Collect results all metrics#77
Conversation
- Replace _resolve_metric (single-metric selector) with _extract_all_metrics
which returns every numeric key in a result dict as a (metric_name, value)
pair. Both primary metrics and their _stderr counterparts are included.
- lm-eval harness keys like 'acc,none' are normalised to 'acc' by stripping
the ',{filter}' suffix; when two raw keys collapse to the same name the
first encountered wins.
- Output CSV now contains one row per (model, task, n_shot, metric_name) tuple
instead of one row per task, so no pre-computed metric is silently discarded.
- The task_metrics section in task-groups.yaml is no longer consulted and the
yaml/importlib.resources loading block is removed from collect_results.
- pivot_results.py: task_label now includes the metric name so the pivot stays
unambiguous (e.g. 'hellaswag (10-shot) [acc_norm]').
- Fix pre-existing falsy-zero bug in n_shot detection: replace the 'or'-chain
with explicit None checks so that n_shot=0 is preserved rather than falling
through to 'unknown'.
- Add tests/test_collect_results.py with 17 tests covering all new behaviour.
|
Thanks @haideraltahan! I like the option to fetch all metrics that are computed, but at the same time, I feel it is good to provide only the "standardized metric" per task in the output. For example, if I wanted to do basic comparison between two models, I would care most about which metric is most commonly used for the task and just pick that. |
|
@swag2198 fair point! Will add that adjustment :) |
| def _extract_all_metrics(result_dict: dict) -> list[tuple[str, float]]: | ||
| """Return (metric_name, value) for every numeric entry in result_dict. | ||
|
|
||
| lm-eval harness stores keys as ``{metric},{filter}`` (e.g. ``acc,none`` |
There was a problem hiding this comment.
Just a small question. When filter is not none, what does it indicate and is it still safe to remove?
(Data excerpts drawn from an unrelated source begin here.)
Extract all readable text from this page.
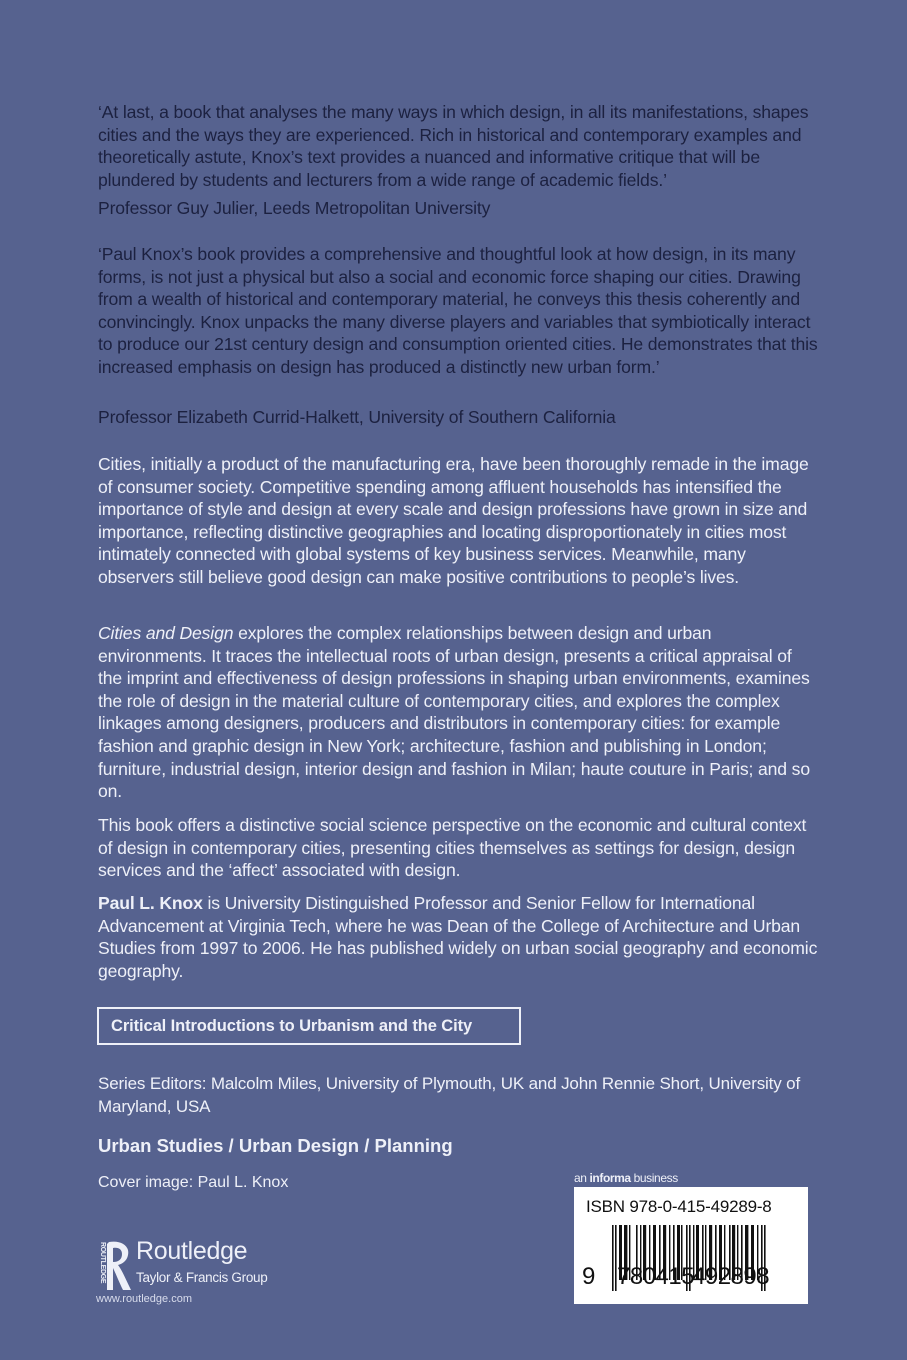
‘At last, a book that analyses the many ways in which design, in all its manifestations, shapes cities and the ways they are experienced. Rich in historical and contemporary examples and theoretically astute, Knox’s text provides a nuanced and informative critique that will be plundered by students and lecturers from a wide range of academic fields.’

Professor Guy Julier, Leeds Metropolitan University

‘Paul Knox’s book provides a comprehensive and thoughtful look at how design, in its many forms, is not just a physical but also a social and economic force shaping our cities. Drawing from a wealth of historical and contemporary material, he conveys this thesis coherently and convincingly. Knox unpacks the many diverse players and variables that symbiotically interact to produce our 21st century design and consumption oriented cities. He demonstrates that this increased emphasis on design has produced a distinctly new urban form.’

Professor Elizabeth Currid-Halkett, University of Southern California

Cities, initially a product of the manufacturing era, have been thoroughly remade in the image of consumer society. Competitive spending among affluent households has intensified the importance of style and design at every scale and design professions have grown in size and importance, reflecting distinctive geographies and locating disproportionately in cities most intimately connected with global systems of key business services. Meanwhile, many observers still believe good design can make positive contributions to people’s lives.

Cities and Design explores the complex relationships between design and urban environments. It traces the intellectual roots of urban design, presents a critical appraisal of the imprint and effectiveness of design professions in shaping urban environments, examines the role of design in the material culture of contemporary cities, and explores the complex linkages among designers, producers and distributors in contemporary cities: for example fashion and graphic design in New York; architecture, fashion and publishing in London; furniture, industrial design, interior design and fashion in Milan; haute couture in Paris; and so on.

This book offers a distinctive social science perspective on the economic and cultural context of design in contemporary cities, presenting cities themselves as settings for design, design services and the ‘affect’ associated with design.

Paul L. Knox is University Distinguished Professor and Senior Fellow for International Advancement at Virginia Tech, where he was Dean of the College of Architecture and Urban Studies from 1997 to 2006. He has published widely on urban social geography and economic geography.

Series Editors: Malcolm Miles, University of Plymouth, UK and John Rennie Short, University of Maryland, USA

Critical Introductions to Urbanism and the City
Urban Studies / Urban Design / Planning
Cover image: Paul L. Knox
ROUTLEDGE Routledge
Taylor & Francis Group
www.routledge.com
an informa business
ISBN 978-0-415-49289-8
9 780415
492898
There was a problem hiding this comment.
Great question — when the filter is not none, it indicates that a post-processing step was applied to the model outputs before computing the metric (e.g., normalization, strict matching, or task-specific transformations).
In the current implementation, we strip the {metric},{filter} suffix down to {metric}, which can lead to collisions if multiple filters are present (e.g., acc,none and acc,strict both becoming acc). However, for the current evaluation suite, all tasks emit metrics with the default none filter (e.g., acc,none, acc_norm,none, f1,none). Therefore, stripping the filter suffix does not lead to collisions in practice.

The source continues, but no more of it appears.